L’Allemagne caracole historiquement en tête des économies européennes. En 2021, selon les chiffres de la Banque mondiale, son PIB a atteint USD 4 260 milliards dollars US (environ 3 571 M€), loin devant celui de la France, de l’Italie et de l’Espagne. À l’échelle mondiale, l’Allemagne se place en 4ème position derrière les États-Unis, la Chine et le Japon, et devant l’Inde, le Royaume-Uni et la France. La population est estimée à 83,2 millions d’habitants, ce qui place l’Allemagne également à la 1ère place en Europe et au 19è rang mondial.
L’économie allemande se caractérise par la puissance de son industrie, qui représente 26,7% du PIB en 2021, contre 22,4% pour l’ensemble de la zone euro. Cette part se révèle relativement stable depuis 20 ans si l’on excepte le creux lié à la crise de 2008.
Source : Banque mondiale
La place de l’Allemagne sur l’échiquier industriel mondial n’est pas le fruit du hasard. "Après la Seconde Guerre mondiale, puis après la réunification, ce sont les centres industriels allemands qui ont rendu de nouveau possible une grande partie de la création de valeur permettant de se tourner vers l'avenir", soulignait le ministère allemand des Affaires économiques en novembre 2019, en préambule de la présentation du plan Stratégie industrielle 2030.

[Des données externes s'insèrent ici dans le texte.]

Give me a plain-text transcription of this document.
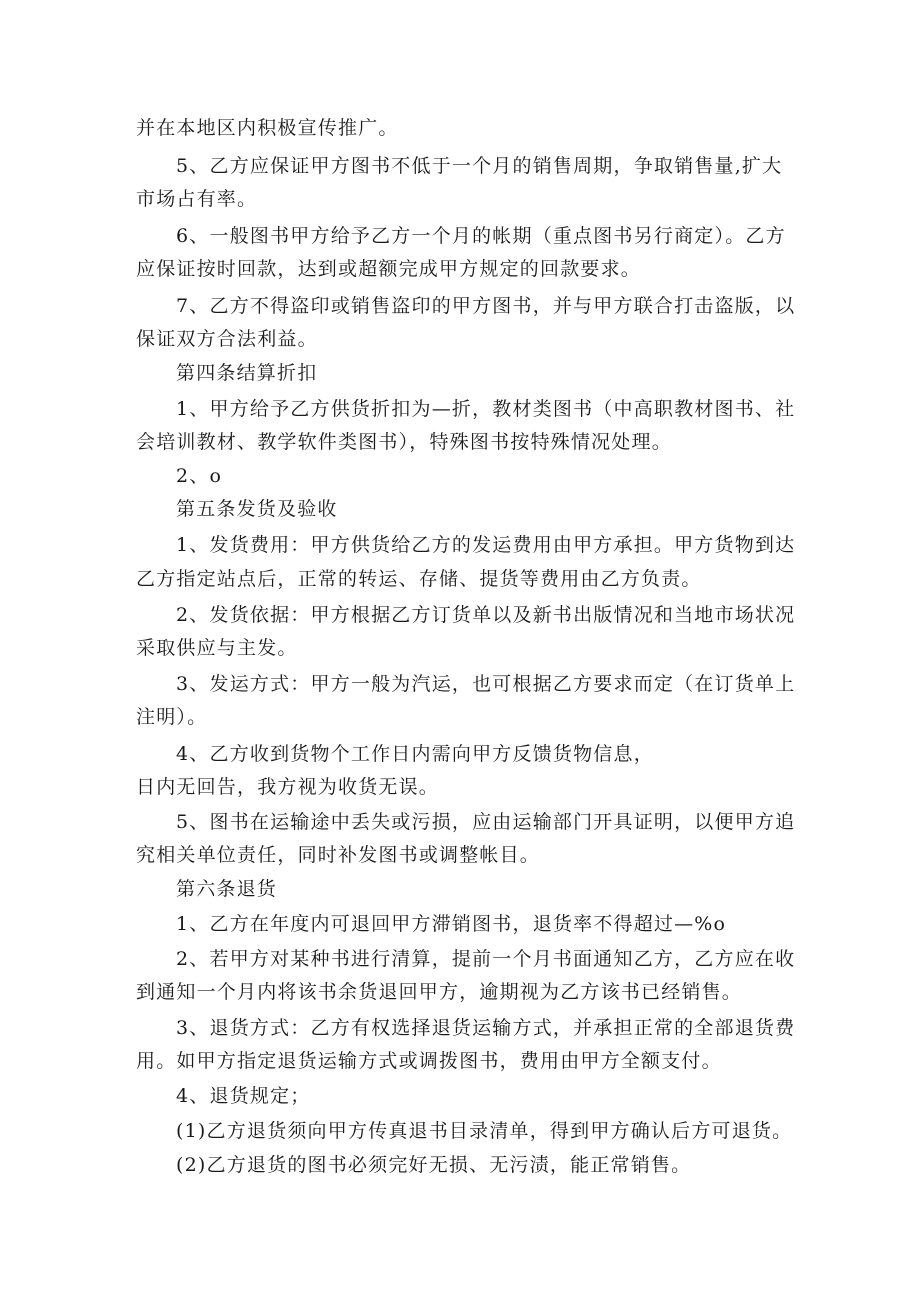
并在本地区内积极宣传推广。
5、乙方应保证甲方图书不低于一个月的销售周期，争取销售量,扩大
市场占有率。
6、一般图书甲方给予乙方一个月的帐期（重点图书另行商定）。乙方
应保证按时回款，达到或超额完成甲方规定的回款要求。
7、乙方不得盗印或销售盗印的甲方图书，并与甲方联合打击盗版，以
保证双方合法利益。
第四条结算折扣
1、甲方给予乙方供货折扣为—折，教材类图书（中高职教材图书、社
会培训教材、教学软件类图书），特殊图书按特殊情况处理。
2、o
第五条发货及验收
1、发货费用：甲方供货给乙方的发运费用由甲方承担。甲方货物到达
乙方指定站点后，正常的转运、存储、提货等费用由乙方负责。
2、发货依据：甲方根据乙方订货单以及新书出版情况和当地市场状况
采取供应与主发。
3、发运方式：甲方一般为汽运，也可根据乙方要求而定（在订货单上
注明）。
4、乙方收到货物个工作日内需向甲方反馈货物信息，
日内无回告，我方视为收货无误。
5、图书在运输途中丢失或污损，应由运输部门开具证明，以便甲方追
究相关单位责任，同时补发图书或调整帐目。
第六条退货
1、乙方在年度内可退回甲方滞销图书，退货率不得超过—%o
2、若甲方对某种书进行清算，提前一个月书面通知乙方，乙方应在收
到通知一个月内将该书余货退回甲方，逾期视为乙方该书已经销售。
3、退货方式：乙方有权选择退货运输方式，并承担正常的全部退货费
用。如甲方指定退货运输方式或调拨图书，费用由甲方全额支付。
4、退货规定；
(1)乙方退货须向甲方传真退书目录清单，得到甲方确认后方可退货。
(2)乙方退货的图书必须完好无损、无污渍，能正常销售。
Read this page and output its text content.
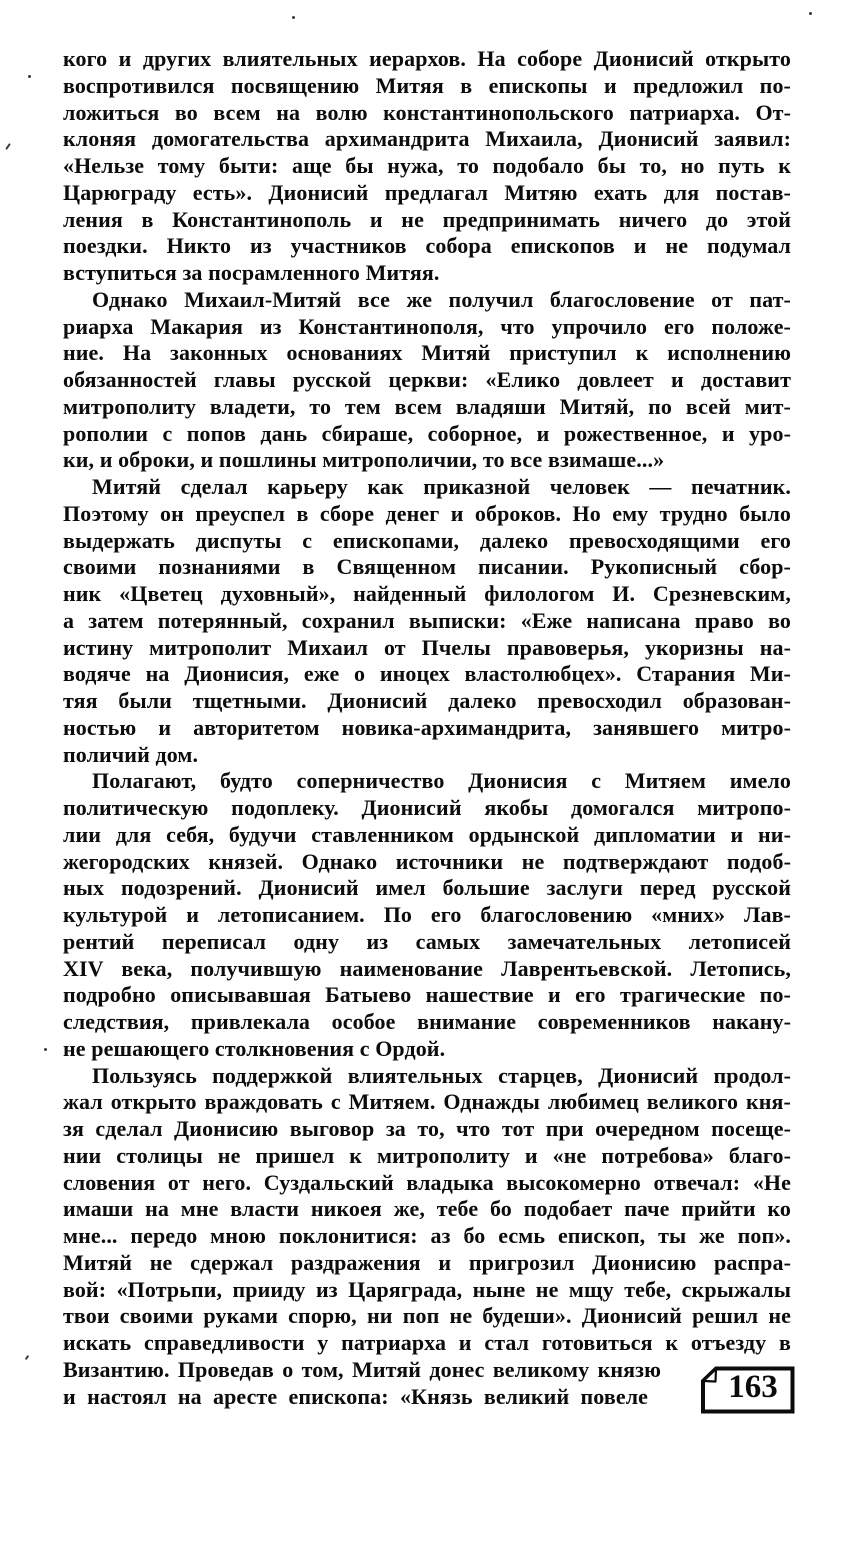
кого и других влиятельных иерархов. На соборе Дионисий открыто
воспротивился посвящению Митяя в епископы и предложил по-
ложиться во всем на волю константинопольского патриарха. От-
клоняя домогательства архимандрита Михаила, Дионисий заявил:
«Нельзе тому быти: аще бы нужа, то подобало бы то, но путь к
Царюграду есть». Дионисий предлагал Митяю ехать для постав-
ления в Константинополь и не предпринимать ничего до этой
поездки. Никто из участников собора епископов и не подумал
вступиться за посрамленного Митяя.
Однако Михаил-Митяй все же получил благословение от пат-
риарха Макария из Константинополя, что упрочило его положе-
ние. На законных основаниях Митяй приступил к исполнению
обязанностей главы русской церкви: «Елико довлеет и доставит
митрополиту владети, то тем всем владяши Митяй, по всей мит-
рополии с попов дань сбираше, соборное, и рожественное, и уро-
ки, и оброки, и пошлины митрополичии, то все взимаше...»
Митяй сделал карьеру как приказной человек — печатник.
Поэтому он преуспел в сборе денег и оброков. Но ему трудно было
выдержать диспуты с епископами, далеко превосходящими его
своими познаниями в Священном писании. Рукописный сбор-
ник «Цветец духовный», найденный филологом И. Срезневским,
а затем потерянный, сохранил выписки: «Еже написана право во
истину митрополит Михаил от Пчелы правоверья, укоризны на-
водяче на Дионисия, еже о иноцех властолюбцех». Старания Ми-
тяя были тщетными. Дионисий далеко превосходил образован-
ностью и авторитетом новика-архимандрита, занявшего митро-
поличий дом.
Полагают, будто соперничество Дионисия с Митяем имело
политическую подоплеку. Дионисий якобы домогался митропо-
лии для себя, будучи ставленником ордынской дипломатии и ни-
жегородских князей. Однако источники не подтверждают подоб-
ных подозрений. Дионисий имел большие заслуги перед русской
культурой и летописанием. По его благословению «мних» Лав-
рентий переписал одну из самых замечательных летописей
XIV века, получившую наименование Лаврентьевской. Летопись,
подробно описывавшая Батыево нашествие и его трагические по-
следствия, привлекала особое внимание современников накану-
не решающего столкновения с Ордой.
Пользуясь поддержкой влиятельных старцев, Дионисий продол-
жал открыто враждовать с Митяем. Однажды любимец великого кня-
зя сделал Дионисию выговор за то, что тот при очередном посеще-
нии столицы не пришел к митрополиту и «не потребова» благо-
словения от него. Суздальский владыка высокомерно отвечал: «Не
имаши на мне власти никоея же, тебе бо подобает паче прийти ко
мне... передо мною поклонитися: аз бо есмь епископ, ты же поп».
Митяй не сдержал раздражения и пригрозил Дионисию распра-
вой: «Потрьпи, прииду из Царяграда, ныне не мщу тебе, скрыжалы
твои своими руками спорю, ни поп не будеши». Дионисий решил не
искать справедливости у патриарха и стал готовиться к отъезду в
Византию. Проведав о том, Митяй донес великому князю
и настоял на аресте епископа: «Князь великий повеле	163
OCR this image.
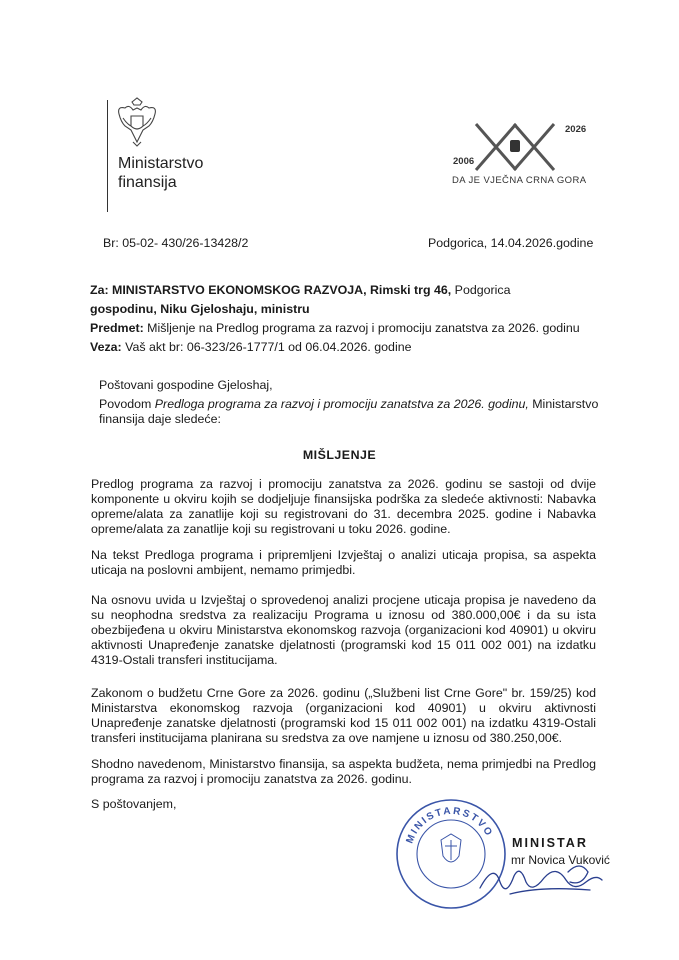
Ministarstvo
finansija
2006
2026
DA JE VJEČNA CRNA GORA
Br: 05-02- 430/26-13428/2	Podgorica, 14.04.2026.godine
Za: MINISTARSTVO EKONOMSKOG RAZVOJA, Rimski trg 46, Podgorica
gospodinu, Niku Gjeloshaju, ministru
Predmet: Mišljenje na Predlog programa za razvoj i promociju zanatstva za 2026. godinu
Veza: Vaš akt br: 06-323/26-1777/1 od 06.04.2026. godine
Poštovani gospodine Gjeloshaj,
Povodom Predloga programa za razvoj i promociju zanatstva za 2026. godinu, Ministarstvo finansija daje sledeće:
MIŠLJENJE
Predlog programa za razvoj i promociju zanatstva za 2026. godinu se sastoji od dvije komponente u okviru kojih se dodjeljuje finansijska podrška za sledeće aktivnosti: Nabavka opreme/alata za zanatlije koji su registrovani do 31. decembra 2025. godine i Nabavka opreme/alata za zanatlije koji su registrovani u toku 2026. godine.
Na tekst Predloga programa i pripremljeni Izvještaj o analizi uticaja propisa, sa aspekta uticaja na poslovni ambijent, nemamo primjedbi.
Na osnovu uvida u Izvještaj o sprovedenoj analizi procjene uticaja propisa je navedeno da su neophodna sredstva za realizaciju Programa u iznosu od 380.000,00€ i da su ista obezbijeđena u okviru Ministarstva ekonomskog razvoja (organizacioni kod 40901) u okviru aktivnosti Unapređenje zanatske djelatnosti (programski kod 15 011 002 001) na izdatku 4319-Ostali transferi institucijama.
Zakonom o budžetu Crne Gore za 2026. godinu („Službeni list Crne Gore" br. 159/25) kod Ministarstva ekonomskog razvoja (organizacioni kod 40901) u okviru aktivnosti Unapređenje zanatske djelatnosti (programski kod 15 011 002 001) na izdatku 4319-Ostali transferi institucijama planirana su sredstva za ove namjene u iznosu od 380.250,00€.
Shodno navedenom, Ministarstvo finansija, sa aspekta budžeta, nema primjedbi na Predlog programa za razvoj i promociju zanatstva za 2026. godinu.
S poštovanjem,
MINISTARSTVO
MINISTAR
mr Novica Vuković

Lorsque la mondialisation s’est imposée puis accélérée, l’Allemagne s’est ainsi retrouvée en position très favorable. "Depuis le début des années 2000, l’industrie allemande a bénéficié pleinement de sa forte spécialisation de longue date dans les biens d’équipement, au moment où la Chine, l’Inde et d’autres pays émergents accéléraient leur industrialisation: quand les usines se sont mises à pousser comme des champignons dans les pays du Sud, ce sont partout des machines allemandes qu’on a installées et non des machines françaises, car l’industrie française des biens d’équipements avait déjà quasiment disparu (...)", rappelle l’expert William Desmonts dans une analyse publiée par Le Grand Continent[1]. "De même, l’Allemagne a bénéficié à fond de sa spécialisation dans les voitures haut de gamme au moment où apparaissait en Chine en particulier une classe moyenne susceptible d’acquérir ou de faire acquérir par sa société une BMW, une Mercedes ou une Audi, que cette nouvelle classe riche préférait de beaucoup à une Renault ou une Citroën", ajoute l’auteur.
L’industrie automobile arrive en effet en tête des principaux secteurs industriels allemands, avec plus de 430 milliards d’euros de chiffre d’affaires annuel. L’Allemagne se situe au 6è rang mondial des fabricants automobiles et occupe la 1ère place européenne avec 3,7 millions de véhicules assemblés en 2022, devant l’Espagne et la France, selon les statistiques de l’OICA.
L’Allemagne se distingue également dans les industries mécaniques (environ 250 Md€), le secteur chimique et pharmaceutique (environ 200 Md€), l’industrie agro-alimentaire (environ 185 Md€) ou encore le secteur de l’électrotechnique (environ 180 Md€).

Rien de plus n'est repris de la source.